The crime: upsetting the trash basket.
You were found at the scene of the crime, Peanut. How did it happen, little Legume?
I was just sitting there, kickin it with my bud, Mister Grr, and all sudden-like he got this funny look in his eyes. So, like, I tried to duck out, but he said something about the size of my butt, and the next thing I know, there was the basket lying like that, and here I was. I didn't do nuffin'. It isn't my fault. Some other dude done it.
Is that right, TiGrr? Is that how it happened?
Not hardly.
I was resting quietly next to the heater, when I heard something. I opened my eyes
only to be set upon by that hellcat. But then the Law came up, so I decided I didn't want to stick around for trouble. I ran.
It's getting so a feller can't take a catnap without somebody wants to start sump'n'. It's not my fault. Musta been the Nut.

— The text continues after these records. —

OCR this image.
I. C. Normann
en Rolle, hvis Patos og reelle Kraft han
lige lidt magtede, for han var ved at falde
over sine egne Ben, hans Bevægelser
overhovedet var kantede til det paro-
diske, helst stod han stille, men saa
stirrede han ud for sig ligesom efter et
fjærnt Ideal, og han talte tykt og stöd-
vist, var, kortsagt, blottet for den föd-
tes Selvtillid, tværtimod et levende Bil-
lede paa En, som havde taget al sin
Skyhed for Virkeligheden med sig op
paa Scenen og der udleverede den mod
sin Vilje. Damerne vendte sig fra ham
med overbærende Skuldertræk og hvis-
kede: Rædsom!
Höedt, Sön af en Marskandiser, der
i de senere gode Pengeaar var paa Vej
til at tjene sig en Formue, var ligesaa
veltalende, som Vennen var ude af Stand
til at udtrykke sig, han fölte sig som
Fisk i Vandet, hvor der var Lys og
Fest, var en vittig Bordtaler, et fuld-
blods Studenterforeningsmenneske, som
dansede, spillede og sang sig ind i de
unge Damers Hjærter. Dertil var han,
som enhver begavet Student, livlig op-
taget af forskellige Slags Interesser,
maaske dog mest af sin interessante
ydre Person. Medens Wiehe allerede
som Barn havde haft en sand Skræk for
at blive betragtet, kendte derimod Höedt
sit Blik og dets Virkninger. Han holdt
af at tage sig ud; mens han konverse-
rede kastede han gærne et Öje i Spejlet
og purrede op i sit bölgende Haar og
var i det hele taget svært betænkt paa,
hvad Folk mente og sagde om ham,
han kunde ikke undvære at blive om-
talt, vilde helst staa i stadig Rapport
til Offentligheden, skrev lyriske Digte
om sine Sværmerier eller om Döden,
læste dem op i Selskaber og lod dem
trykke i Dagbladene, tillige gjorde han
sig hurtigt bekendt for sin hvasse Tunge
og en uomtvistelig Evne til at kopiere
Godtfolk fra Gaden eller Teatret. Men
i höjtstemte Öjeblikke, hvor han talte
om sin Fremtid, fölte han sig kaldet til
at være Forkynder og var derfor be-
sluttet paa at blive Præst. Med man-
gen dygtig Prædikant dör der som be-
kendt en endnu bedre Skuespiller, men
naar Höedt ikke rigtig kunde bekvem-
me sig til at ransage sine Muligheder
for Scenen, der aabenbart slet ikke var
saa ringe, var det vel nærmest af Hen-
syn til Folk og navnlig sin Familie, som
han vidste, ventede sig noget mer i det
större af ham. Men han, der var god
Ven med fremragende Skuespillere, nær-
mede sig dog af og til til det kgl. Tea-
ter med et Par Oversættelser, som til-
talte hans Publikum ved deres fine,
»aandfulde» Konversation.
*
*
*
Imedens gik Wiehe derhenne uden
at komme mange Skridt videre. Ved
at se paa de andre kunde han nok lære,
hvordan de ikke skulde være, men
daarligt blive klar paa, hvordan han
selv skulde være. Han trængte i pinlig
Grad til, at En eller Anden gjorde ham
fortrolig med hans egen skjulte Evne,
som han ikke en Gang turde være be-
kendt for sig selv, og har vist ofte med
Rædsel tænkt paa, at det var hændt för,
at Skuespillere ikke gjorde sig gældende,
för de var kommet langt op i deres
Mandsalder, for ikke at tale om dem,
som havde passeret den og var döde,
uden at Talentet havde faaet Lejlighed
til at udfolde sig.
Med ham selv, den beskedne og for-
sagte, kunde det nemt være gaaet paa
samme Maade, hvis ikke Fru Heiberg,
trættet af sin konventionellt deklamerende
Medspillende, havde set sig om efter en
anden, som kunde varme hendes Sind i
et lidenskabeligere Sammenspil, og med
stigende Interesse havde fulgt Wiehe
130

Without sufficient evidence to convict either one, nobody was punished, except that they still have to share the house with each other and a dog. And a woman with a flashing camera.
For stories and pix of others, including dogs, criminal or not, don't forget to stop by Modulator for a visit to Friday Ark #132, and on Sunday, be sure to go to the Carnival of the Cats, this week to be hosted by IMAO (pronounced "I-Meow", wink wink, and always worth visiting for more than just the kitties).
2 comments:
What!? No one tried to blame the dog? Our cats always try to blame the dog... even though he stays outside in his own heated and cooled luxury doghouse.
Unfortunately (or is it fortunately?), the cats have only been in the company of the dog for a few days, so far, after having been on their own for years. They haven't quite figured out how to point the finger of blame Clyde's way, yet.
They did try the Hänsel and Gretel trick of blaming the wind, though.